Convolución 1 (Front cover 1):
Here we are taking input and convolving with size filters 5 x 5, thus producing an output of size 28 x 28 Check the above formula to calculate the output dimensions, what here is that we have taken 6 filters of this type and, Thus, the depth of conv1 is 6, Thus, its dimensions were 28 x 28 x 6 now pass this to grouping layer
Grouping 1 (Front cover 2):
Here we are taking 28 x 28 x 6 as input and applying the average combination of a matrix of 2 × 2 and a step from 2, namely, placing an array of 2 x 2 at the input and taking the average of all those four pixels and jumping with a jump of 2 columns every time, what gives 14 x 14 x 6 as a way out, we are calculating the grouping for each layer, so here the output depth is 6
Convolución 2 (Front cover 3):
Here we are taking the 14 x 14 x 6, namely, the o / py convolving with a size filter 5 x5, with a stride of 1, namely (no jumps), and with zero fillings, so we get an output of 10 x 10, now here we take 16 filters of this type of depth 6 and we convolve thus obtaining an output of 10 x 10 x 16
Grouping 2 (Front cover 4):
Here we are taking the output from the previous layer and performing an average grouping with a step of 2, namely (skip two columns) and with a size filter 2 x 2, here we superimpose this filter on the layers of 10 x 10 x 16 so for each 10 x 10 we get outputs from 5 x 5, Thus, getting 5 x 5 x 16
Front cover (N-2) and Cape (N-1):
Finally, we flatten all the values of 5 x 5 x 16 to a single layer in size 400 and we input them into a forward feeding neural network of 120 neurons that have a weight matrix of size. [400,120] and a hidden layer of 84 neurons connected by 120 neurons with a weight matrix of [120,84] and you are 84 neurons are in fact connected to 10 output neurons
These neurons o / p finalize the number predicted by softmaxing.
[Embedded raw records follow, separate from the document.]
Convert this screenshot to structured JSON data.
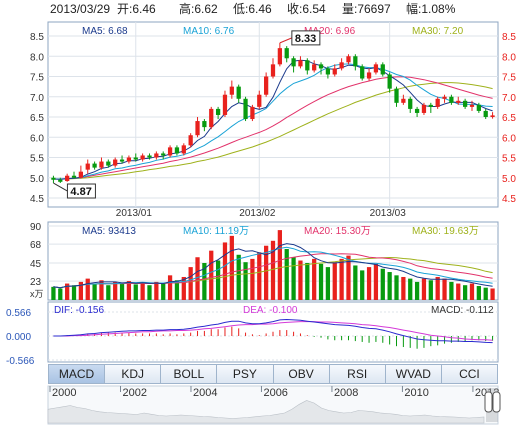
{
  "header": {
    "date": "2013/03/29",
    "open": "开:6.46",
    "high": "高:6.62",
    "low": "低:6.46",
    "close": "收:6.54",
    "volume": "量:76697",
    "change": "幅:1.08%"
  },
  "colors": {
    "up": "#e8211d",
    "down": "#079a0f",
    "ma5": "#1b3a8c",
    "ma10": "#1aa3d6",
    "ma20": "#e2336b",
    "ma30": "#9fb21c",
    "dif": "#2a2acf",
    "dea": "#d43ad8",
    "grid": "#dde3ea"
  },
  "price_panel": {
    "ma_labels": [
      "MA5: 6.68",
      "MA10: 6.76",
      "MA20: 6.96",
      "MA30: 7.20"
    ],
    "y_ticks": [
      "8.5",
      "8.0",
      "7.5",
      "7.0",
      "6.5",
      "6.0",
      "5.5",
      "5.0",
      "4.5"
    ],
    "x_ticks": [
      "2013/01",
      "2013/02",
      "2013/03"
    ],
    "high_label": "8.33",
    "low_label": "4.87"
  },
  "volume_panel": {
    "ma_labels": [
      "MA5: 93413",
      "MA10: 11.19万",
      "MA20: 15.30万",
      "MA30: 19.63万"
    ],
    "y_ticks": [
      "90",
      "68",
      "45",
      "23",
      "x万"
    ]
  },
  "macd_panel": {
    "labels": [
      "DIF: -0.156",
      "DEA: -0.100",
      "MACD: -0.112"
    ],
    "y_ticks": [
      "0.566",
      "0.000",
      "-0.566"
    ]
  },
  "tabs": [
    "MACD",
    "KDJ",
    "BOLL",
    "PSY",
    "OBV",
    "RSI",
    "WVAD",
    "CCI"
  ],
  "active_tab": "MACD",
  "timeline": {
    "years": [
      "2000",
      "2002",
      "2004",
      "2006",
      "2008",
      "2010",
      "2012"
    ]
  },
  "chart_data": {
    "type": "candlestick",
    "candles": [
      [
        5.0,
        4.95,
        5.05,
        4.87
      ],
      [
        4.95,
        4.9,
        5.0,
        4.87
      ],
      [
        4.92,
        5.05,
        5.1,
        4.9
      ],
      [
        5.05,
        5.0,
        5.15,
        4.98
      ],
      [
        5.0,
        5.15,
        5.3,
        4.98
      ],
      [
        5.2,
        5.35,
        5.45,
        5.1
      ],
      [
        5.35,
        5.25,
        5.4,
        5.2
      ],
      [
        5.25,
        5.4,
        5.5,
        5.2
      ],
      [
        5.4,
        5.3,
        5.45,
        5.25
      ],
      [
        5.3,
        5.45,
        5.5,
        5.25
      ],
      [
        5.45,
        5.4,
        5.55,
        5.35
      ],
      [
        5.4,
        5.5,
        5.55,
        5.35
      ],
      [
        5.5,
        5.45,
        5.6,
        5.4
      ],
      [
        5.45,
        5.55,
        5.6,
        5.4
      ],
      [
        5.55,
        5.5,
        5.6,
        5.45
      ],
      [
        5.5,
        5.6,
        5.65,
        5.45
      ],
      [
        5.6,
        5.55,
        5.65,
        5.45
      ],
      [
        5.55,
        5.75,
        5.8,
        5.5
      ],
      [
        5.75,
        5.6,
        5.8,
        5.55
      ],
      [
        5.6,
        5.8,
        5.85,
        5.55
      ],
      [
        5.8,
        6.05,
        6.1,
        5.75
      ],
      [
        6.05,
        6.4,
        6.5,
        6.0
      ],
      [
        6.4,
        6.25,
        6.45,
        6.15
      ],
      [
        6.25,
        6.7,
        6.75,
        6.2
      ],
      [
        6.7,
        6.55,
        6.75,
        6.45
      ],
      [
        6.55,
        7.05,
        7.15,
        6.5
      ],
      [
        7.05,
        7.25,
        7.4,
        6.95
      ],
      [
        7.25,
        6.95,
        7.3,
        6.85
      ],
      [
        6.95,
        6.45,
        7.0,
        6.4
      ],
      [
        6.45,
        6.75,
        6.8,
        6.4
      ],
      [
        6.75,
        7.05,
        7.15,
        6.7
      ],
      [
        7.05,
        7.5,
        7.6,
        7.0
      ],
      [
        7.5,
        7.8,
        7.95,
        7.45
      ],
      [
        7.8,
        8.2,
        8.33,
        7.75
      ],
      [
        8.2,
        7.95,
        8.25,
        7.85
      ],
      [
        7.95,
        7.75,
        8.0,
        7.6
      ],
      [
        7.75,
        7.9,
        8.0,
        7.7
      ],
      [
        7.9,
        7.65,
        7.95,
        7.55
      ],
      [
        7.65,
        7.8,
        7.9,
        7.6
      ],
      [
        7.8,
        7.7,
        7.85,
        7.55
      ],
      [
        7.7,
        7.55,
        7.75,
        7.45
      ],
      [
        7.55,
        7.7,
        7.8,
        7.5
      ],
      [
        7.7,
        7.85,
        7.95,
        7.65
      ],
      [
        7.85,
        8.0,
        8.05,
        7.8
      ],
      [
        8.0,
        7.75,
        8.05,
        7.65
      ],
      [
        7.75,
        7.45,
        7.8,
        7.4
      ],
      [
        7.45,
        7.6,
        7.7,
        7.4
      ],
      [
        7.6,
        7.8,
        7.85,
        7.55
      ],
      [
        7.8,
        7.55,
        7.85,
        7.5
      ],
      [
        7.55,
        7.2,
        7.6,
        7.1
      ],
      [
        7.2,
        6.85,
        7.25,
        6.75
      ],
      [
        6.85,
        6.95,
        7.05,
        6.8
      ],
      [
        6.95,
        6.7,
        7.0,
        6.6
      ],
      [
        6.7,
        6.6,
        6.75,
        6.5
      ],
      [
        6.6,
        6.8,
        6.85,
        6.55
      ],
      [
        6.8,
        6.75,
        6.85,
        6.6
      ],
      [
        6.75,
        6.95,
        7.0,
        6.7
      ],
      [
        6.95,
        7.0,
        7.05,
        6.85
      ],
      [
        7.0,
        6.85,
        7.05,
        6.8
      ],
      [
        6.85,
        6.9,
        7.0,
        6.8
      ],
      [
        6.9,
        6.75,
        6.95,
        6.7
      ],
      [
        6.75,
        6.8,
        6.9,
        6.65
      ],
      [
        6.8,
        6.65,
        6.85,
        6.6
      ],
      [
        6.65,
        6.5,
        6.7,
        6.45
      ],
      [
        6.5,
        6.54,
        6.62,
        6.46
      ]
    ],
    "volume": [
      16,
      14,
      20,
      18,
      22,
      26,
      20,
      24,
      18,
      22,
      20,
      23,
      19,
      21,
      18,
      22,
      20,
      30,
      24,
      28,
      40,
      52,
      45,
      60,
      48,
      70,
      78,
      55,
      46,
      50,
      58,
      66,
      72,
      85,
      62,
      52,
      48,
      45,
      50,
      44,
      40,
      46,
      50,
      54,
      42,
      36,
      40,
      44,
      38,
      34,
      30,
      28,
      26,
      22,
      26,
      24,
      28,
      26,
      22,
      20,
      18,
      20,
      17,
      15,
      14
    ],
    "ma5": [
      4.97,
      4.96,
      4.98,
      4.99,
      5.01,
      5.09,
      5.15,
      5.23,
      5.26,
      5.35,
      5.36,
      5.42,
      5.42,
      5.47,
      5.48,
      5.52,
      5.53,
      5.59,
      5.61,
      5.66,
      5.76,
      5.92,
      6.02,
      6.24,
      6.39,
      6.59,
      6.76,
      6.85,
      6.81,
      6.73,
      6.69,
      6.74,
      6.99,
      7.36,
      7.69,
      7.88,
      7.9,
      7.89,
      7.81,
      7.77,
      7.69,
      7.68,
      7.72,
      7.78,
      7.77,
      7.71,
      7.69,
      7.72,
      7.63,
      7.52,
      7.41,
      7.29,
      7.11,
      6.92,
      6.78,
      6.76,
      6.76,
      6.82,
      6.87,
      6.86,
      6.86,
      6.86,
      6.79,
      6.71,
      6.65
    ],
    "ma10": [
      4.97,
      4.97,
      4.98,
      4.99,
      5.0,
      5.05,
      5.09,
      5.14,
      5.17,
      5.22,
      5.24,
      5.28,
      5.31,
      5.35,
      5.38,
      5.43,
      5.46,
      5.51,
      5.53,
      5.57,
      5.63,
      5.72,
      5.8,
      5.91,
      6.01,
      6.14,
      6.27,
      6.39,
      6.47,
      6.55,
      6.62,
      6.71,
      6.89,
      7.07,
      7.21,
      7.33,
      7.39,
      7.45,
      7.53,
      7.64,
      7.72,
      7.78,
      7.8,
      7.81,
      7.79,
      7.74,
      7.72,
      7.72,
      7.68,
      7.62,
      7.55,
      7.5,
      7.41,
      7.28,
      7.17,
      7.06,
      6.99,
      6.96,
      6.89,
      6.82,
      6.81,
      6.81,
      6.8,
      6.77,
      6.76
    ],
    "ma20": [
      4.97,
      4.97,
      4.98,
      4.99,
      5.0,
      5.03,
      5.06,
      5.09,
      5.12,
      5.15,
      5.18,
      5.21,
      5.24,
      5.27,
      5.3,
      5.33,
      5.36,
      5.4,
      5.43,
      5.47,
      5.51,
      5.56,
      5.61,
      5.67,
      5.73,
      5.8,
      5.87,
      5.94,
      6.0,
      6.06,
      6.12,
      6.19,
      6.28,
      6.38,
      6.49,
      6.59,
      6.69,
      6.79,
      6.88,
      6.97,
      7.05,
      7.12,
      7.19,
      7.25,
      7.3,
      7.35,
      7.39,
      7.43,
      7.46,
      7.48,
      7.49,
      7.49,
      7.48,
      7.45,
      7.42,
      7.38,
      7.34,
      7.29,
      7.24,
      7.19,
      7.14,
      7.09,
      7.04,
      7.0,
      6.96
    ],
    "ma30": [
      4.97,
      4.97,
      4.97,
      4.98,
      4.99,
      5.0,
      5.02,
      5.04,
      5.06,
      5.08,
      5.1,
      5.12,
      5.15,
      5.17,
      5.2,
      5.22,
      5.25,
      5.28,
      5.3,
      5.33,
      5.36,
      5.4,
      5.43,
      5.47,
      5.51,
      5.56,
      5.61,
      5.66,
      5.71,
      5.76,
      5.82,
      5.88,
      5.95,
      6.02,
      6.1,
      6.18,
      6.26,
      6.34,
      6.42,
      6.5,
      6.58,
      6.65,
      6.72,
      6.79,
      6.86,
      6.92,
      6.98,
      7.04,
      7.09,
      7.14,
      7.18,
      7.22,
      7.26,
      7.29,
      7.31,
      7.33,
      7.34,
      7.35,
      7.35,
      7.34,
      7.32,
      7.3,
      7.27,
      7.24,
      7.2
    ],
    "dif": [
      0.0,
      0.0,
      0.01,
      0.02,
      0.03,
      0.05,
      0.06,
      0.08,
      0.09,
      0.1,
      0.11,
      0.12,
      0.12,
      0.13,
      0.13,
      0.14,
      0.14,
      0.15,
      0.15,
      0.16,
      0.18,
      0.21,
      0.23,
      0.26,
      0.28,
      0.32,
      0.35,
      0.35,
      0.31,
      0.29,
      0.29,
      0.31,
      0.34,
      0.38,
      0.39,
      0.38,
      0.37,
      0.35,
      0.33,
      0.31,
      0.29,
      0.27,
      0.26,
      0.25,
      0.23,
      0.2,
      0.18,
      0.17,
      0.14,
      0.1,
      0.05,
      0.01,
      -0.03,
      -0.07,
      -0.09,
      -0.1,
      -0.11,
      -0.11,
      -0.12,
      -0.12,
      -0.13,
      -0.13,
      -0.14,
      -0.15,
      -0.156
    ],
    "dea": [
      0.0,
      0.0,
      0.0,
      0.01,
      0.01,
      0.02,
      0.03,
      0.04,
      0.05,
      0.06,
      0.07,
      0.08,
      0.09,
      0.1,
      0.1,
      0.11,
      0.12,
      0.12,
      0.13,
      0.13,
      0.14,
      0.15,
      0.17,
      0.18,
      0.2,
      0.22,
      0.24,
      0.26,
      0.27,
      0.27,
      0.28,
      0.28,
      0.29,
      0.31,
      0.32,
      0.33,
      0.34,
      0.34,
      0.34,
      0.33,
      0.33,
      0.32,
      0.31,
      0.3,
      0.29,
      0.27,
      0.26,
      0.24,
      0.22,
      0.2,
      0.17,
      0.14,
      0.11,
      0.08,
      0.05,
      0.02,
      0.0,
      -0.02,
      -0.04,
      -0.05,
      -0.07,
      -0.08,
      -0.09,
      -0.09,
      -0.1
    ],
    "macd": [
      0.0,
      0.0,
      0.02,
      0.02,
      0.04,
      0.06,
      0.06,
      0.08,
      0.08,
      0.08,
      0.08,
      0.08,
      0.06,
      0.06,
      0.06,
      0.06,
      0.04,
      0.06,
      0.04,
      0.06,
      0.08,
      0.12,
      0.12,
      0.16,
      0.16,
      0.2,
      0.22,
      0.18,
      0.08,
      0.04,
      0.02,
      0.06,
      0.1,
      0.14,
      0.14,
      0.1,
      0.06,
      0.02,
      -0.02,
      -0.04,
      -0.08,
      -0.1,
      -0.1,
      -0.1,
      -0.12,
      -0.14,
      -0.16,
      -0.14,
      -0.16,
      -0.2,
      -0.24,
      -0.26,
      -0.28,
      -0.3,
      -0.28,
      -0.24,
      -0.22,
      -0.18,
      -0.16,
      -0.14,
      -0.12,
      -0.1,
      -0.1,
      -0.12,
      -0.112
    ],
    "ylim_price": [
      4.5,
      8.5
    ],
    "ylim_volume": [
      0,
      90
    ],
    "ylim_macd": [
      -0.566,
      0.566
    ],
    "timeline_profile": [
      0.55,
      0.6,
      0.65,
      0.7,
      0.62,
      0.58,
      0.5,
      0.45,
      0.42,
      0.4,
      0.38,
      0.36,
      0.34,
      0.4,
      0.35,
      0.3,
      0.28,
      0.3,
      0.32,
      0.3,
      0.28,
      0.26,
      0.25,
      0.22,
      0.2,
      0.18,
      0.2,
      0.22,
      0.25,
      0.28,
      0.3,
      0.35,
      0.4,
      0.55,
      0.75,
      0.9,
      0.8,
      0.6,
      0.5,
      0.45,
      0.4,
      0.42,
      0.5,
      0.48,
      0.45,
      0.4,
      0.38,
      0.35,
      0.3,
      0.28,
      0.3,
      0.32,
      0.28,
      0.26,
      0.25,
      0.24,
      0.22,
      0.2,
      0.22,
      0.24
    ]
  }
}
How does a convolutional neural network really work??
Works through weight sharing and poor connectivity,
So here, as you can see the convolution has some weights these weights are shared by all input neurons, not each entry has a separate weight called a shared weight, Y not all input neurons are connected to the output neuron and only some that are convoluted are activated, what is known as poor connectivity, CNN is no different from feedforward neural networks, These two properties make them special!
Points to look at
1. After each convolution, the output is sent to a trigger function for better characteristics and to maintain positivity, for instance: resume
2. Poor connectivity and shared weight are the main reason for a convolutional neural network to work.
3. The concept of choosing a series of filters between the layers and the padding and the dimensions of the stride and the filter is taken by conducting a series of experiments, do not worry about it, focus on building the foundation, one day you will do those experiments and build a more productive !!!